The adventures of Chronicling Spirit and Opportunity also meant creating an environment. Although not hospitable to humans, Mars does have an atmosphere and that means there is noise. White had the talent of legendary sound engineer Mark Mangini, who won his second Oscar – for “Dune” – during the production of “Oppy” to bring that aspect of the film to life. A new generation of rovers provided practical assistance.

“We were very fortunate that Perseverance, the current rover on Mars, had audio microphones on board for the first time during filming,” says White. “She recorded sound and sent it back to Earth, these are the first recordings from Mars. Mark was able to use all of their footage from Mars to create a real atmosphere instead of having to create it from scratch.”

Despite this technical marvel, it was the stories told by these real people on the ground at JPL that became the heart of the film. It was a bit unexpected for White and his longtime producing partner Jessica Hargrave.
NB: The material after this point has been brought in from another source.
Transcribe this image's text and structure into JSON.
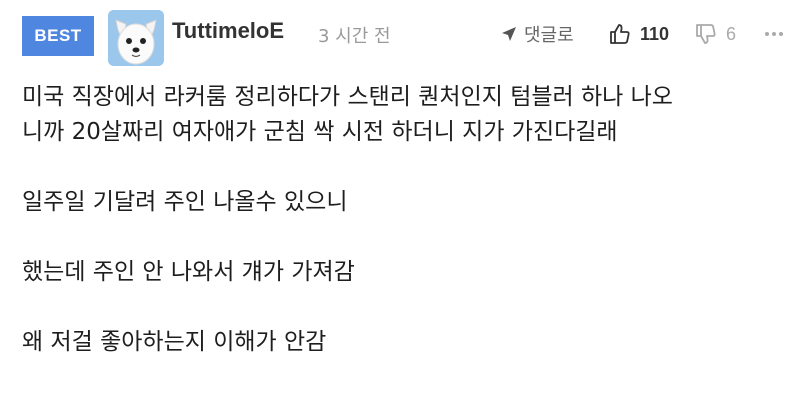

“I think we both assumed that the scientists and engineers were going to be the least interesting part of the film,” says White. “That it would be that we loved the idea of ​​this robot that exponentially outlasted all odds. We don’t usually do Talking Head films. Are [the NASA folks] does it get that interesting? I would say that was the best surprise of making the film and in the end the basis of the film is the emotion these people experienced.”

White recalls that as Hargrave and senior associate producer Grace Oathout began preliminary discussions and research for the project, they discovered an “embarrassment of human riches” to tell the remarkable story of the rovers.

“I think one of the most difficult parts of making the film was how you choose? We end up with 11 people in the film, how do you choose 11 people from thousands of people around the world?” Weiss says. “Oppy had just passed away when we started the film and they move on to the next mission very quickly. I think they were thrilled that even before we had cameras there, they could only talk about something that was so special to them on a zoom.”